About 100 refugees who had expected to travel to the US before the end of the week are currently staying in a transit camp in Nairobi, informs The Guardian.
They are among approximately 3,000 refugees scheduled to be resettled in the US from camps in northern Kenya, the majority from Dadaab, a sprawling tent city where an estimated 300,000 Somalis live.
There are now fears that even those cleared for a new life in the US may face a return to Somalia, a war-torn country where Islamist militants have launched attacks on a multinational military force trying to bring stability and international agencies have warned of famine.
Kenyan authorities have pledged to shut the Dadaab camp and send its inhabitants back to Somalia as soon as May, only weeks after the temporary ban imposed by Trump’s executive order expires.
Representatives from UN agencies in the Kenyan capital are scheduled to meet local government officials on Tuesday in an attempt to resolve the problem, and aid agencies are organizing counselling for distraught families.
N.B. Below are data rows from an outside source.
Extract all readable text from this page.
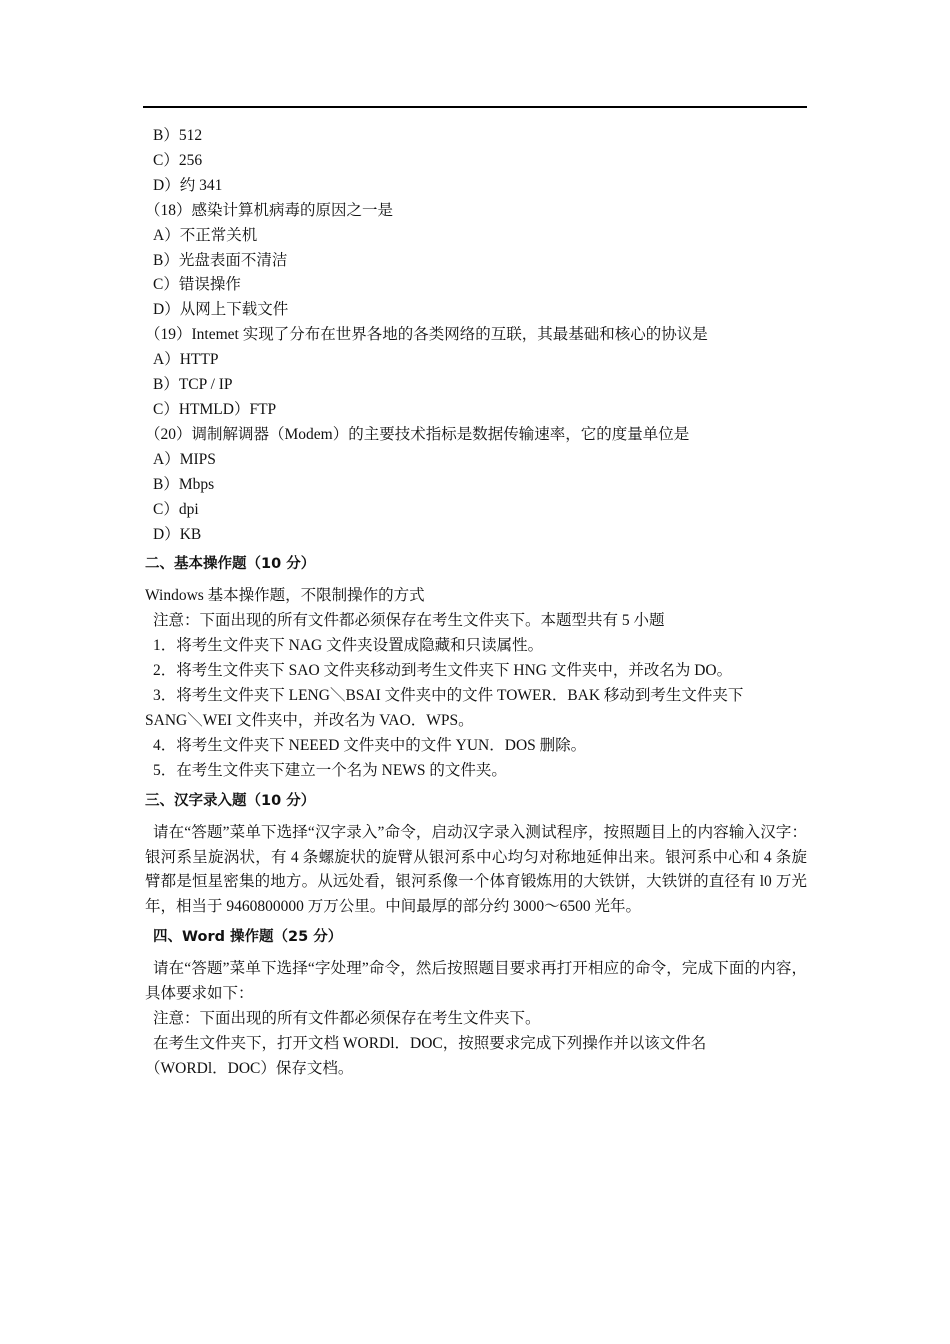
B）512
C）256
D）约 341
（18）感染计算机病毒的原因之一是
A）不正常关机
B）光盘表面不清洁
C）错误操作
D）从网上下载文件
（19）Intemet 实现了分布在世界各地的各类网络的互联，其最基础和核心的协议是
A）HTTP
B）TCP / IP
C）HTMLD）FTP
（20）调制解调器（Modem）的主要技术指标是数据传输速率，它的度量单位是
A）MIPS
B）Mbps
C）dpi
D）KB
二、基本操作题（10 分）
Windows 基本操作题，不限制操作的方式
注意：下面出现的所有文件都必须保存在考生文件夹下。本题型共有 5 小题
1．将考生文件夹下 NAG 文件夹设置成隐藏和只读属性。
2．将考生文件夹下 SAO 文件夹移动到考生文件夹下 HNG 文件夹中，并改名为 DO。
3．将考生文件夹下 LENG＼BSAI 文件夹中的文件 TOWER．BAK 移动到考生文件夹下
SANG＼WEI 文件夹中，并改名为 VAO．WPS。
4．将考生文件夹下 NEEED 文件夹中的文件 YUN．DOS 删除。
5．在考生文件夹下建立一个名为 NEWS 的文件夹。
三、汉字录入题（10 分）
请在“答题”菜单下选择“汉字录入”命令，启动汉字录入测试程序，按照题目上的内容输入汉字：银河系呈旋涡状，有 4 条螺旋状的旋臂从银河系中心均匀对称地延伸出来。银河系中心和 4 条旋臂都是恒星密集的地方。从远处看，银河系像一个体育锻炼用的大铁饼，大铁饼的直径有 l0 万光年，相当于 9460800000 万万公里。中间最厚的部分约 3000～6500 光年。
四、Word 操作题（25 分）
请在“答题”菜单下选择“字处理”命令，然后按照题目要求再打开相应的命令，完成下面的内容，具体要求如下：
注意：下面出现的所有文件都必须保存在考生文件夹下。
在考生文件夹下，打开文档 WORDl．DOC，按照要求完成下列操作并以该文件名
（WORDl．DOC）保存文档。
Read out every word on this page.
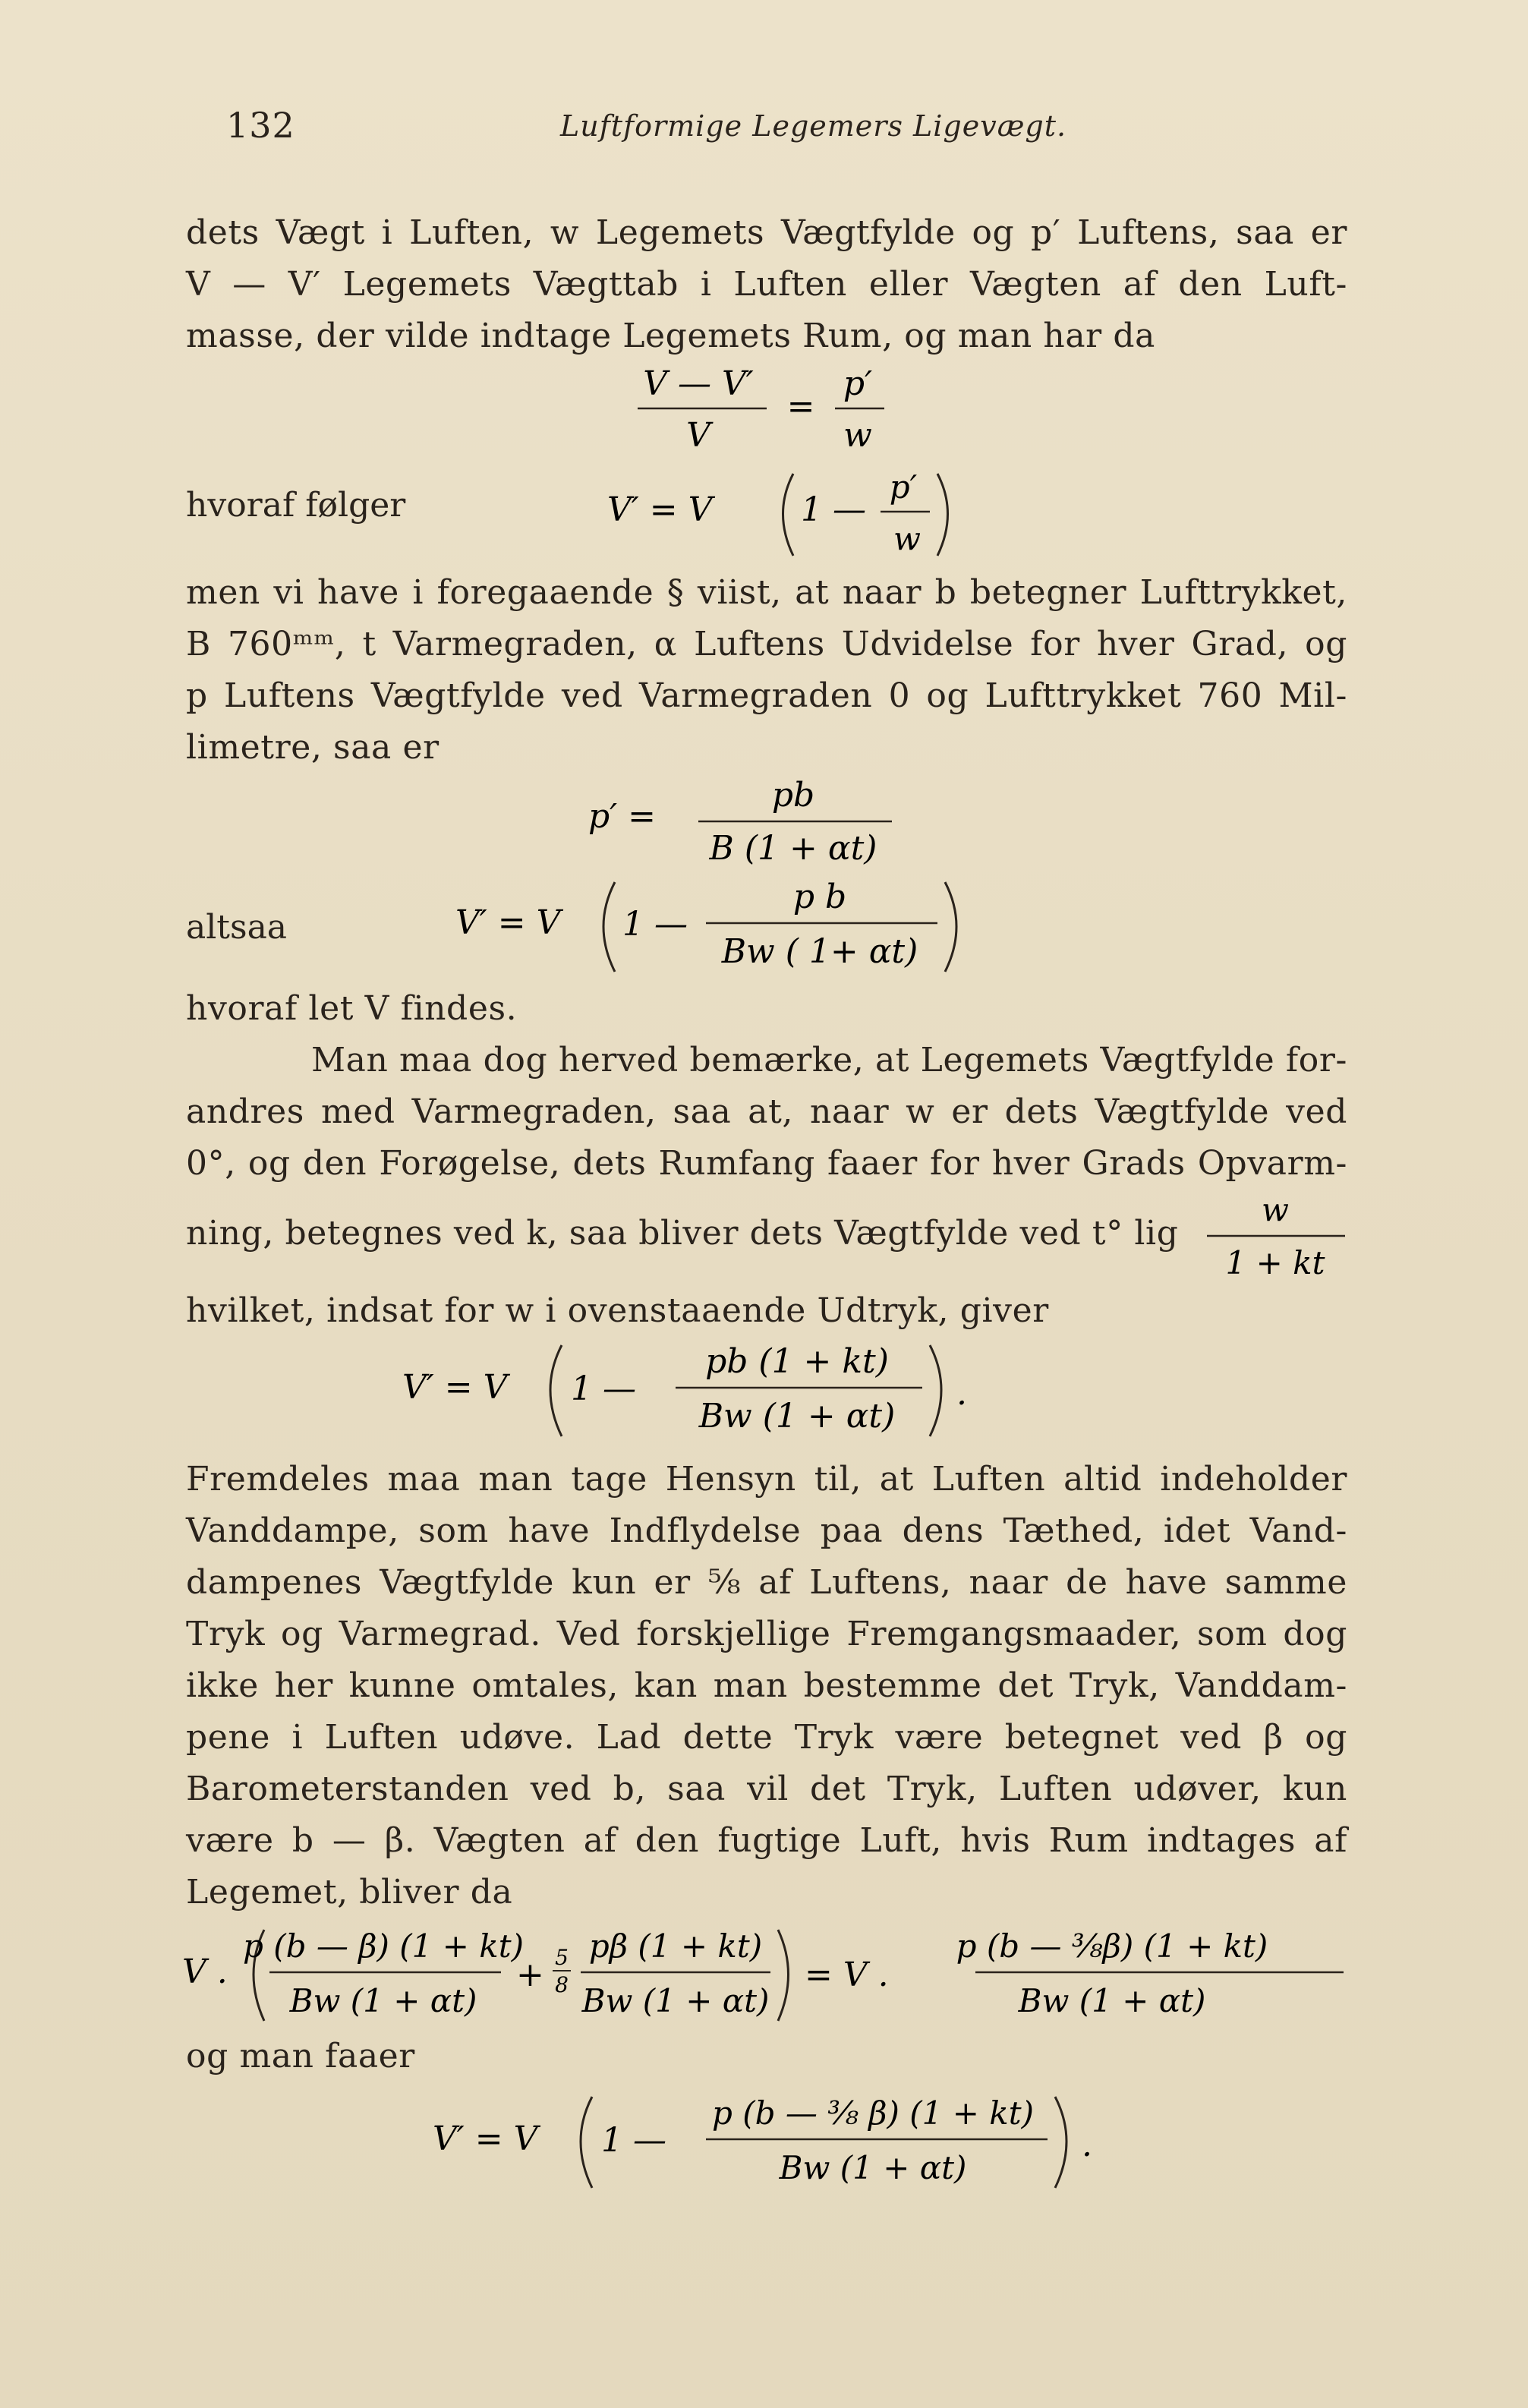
132	Luftformige Legemers Ligevægt.
dets Vægt i Luften, w Legemets Vægtfylde og p′ Luftens, saa er
V — V′ Legemets Vægttab i Luften eller Vægten af den Luft-
masse, der vilde indtage Legemets Rum, og man har da
V — V′
V
=
p′
w
hvoraf følger	V′ = V	1 —
p′
w
men vi have i foregaaende § viist, at naar b betegner Lufttrykket,
B 760ᵐᵐ, t Varmegraden, α Luftens Udvidelse for hver Grad, og
p Luftens Vægtfylde ved Varmegraden 0 og Lufttrykket 760 Mil-
limetre, saa er
p′ =
pb
B (1 + αt)
altsaa	V′ = V 1 —
p b
Bw ( 1+ αt)
hvoraf let V findes.
Man maa dog herved bemærke, at Legemets Vægtfylde for-
andres med Varmegraden, saa at, naar w er dets Vægtfylde ved
0°, og den Forøgelse, dets Rumfang faaer for hver Grads Opvarm-
ning, betegnes ved k, saa bliver dets Vægtfylde ved t° lig
w
1 + kt
hvilket, indsat for w i ovenstaaende Udtryk, giver
V′ = V 1 —
pb (1 + kt)
Bw (1 + αt)
.
Fremdeles maa man tage Hensyn til, at Luften altid indeholder
Vanddampe, som have Indflydelse paa dens Tæthed, idet Vand-
dampenes Vægtfylde kun er ⅝ af Luftens, naar de have samme
Tryk og Varmegrad. Ved forskjellige Fremgangsmaader, som dog
ikke her kunne omtales, kan man bestemme det Tryk, Vanddam-
pene i Luften udøve. Lad dette Tryk være betegnet ved β og
Barometerstanden ved b, saa vil det Tryk, Luften udøver, kun
være b — β. Vægten af den fugtige Luft, hvis Rum indtages af
Legemet, bliver da
V .
p (b — β) (1 + kt)
Bw (1 + αt)
+ 5
8
pβ (1 + kt)
Bw (1 + αt)
= V .
p (b — ⅜β) (1 + kt)
Bw (1 + αt)
og man faaer
V′ = V 1 —
p (b — ⅜ β) (1 + kt)
Bw (1 + αt)
.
As many as 10,000 Somalis currently residing all over Africa were to be resettled in the US this year, according to the US State Department. The total was a slight increase on the previous year. Almost all are Muslim.
In Somalia there was anger and confusion, with many unclear about the exact details of the new measure.
There are thought to be a dozen Somali parliamentarians with dual nationality – mostly Somali-European – and who have families in the US.
Sudan was also named in Trump’s order. On Sunday the Sudanese foreign ministry summoned the US chargé d’affaires in Khartoum to protest against the measure.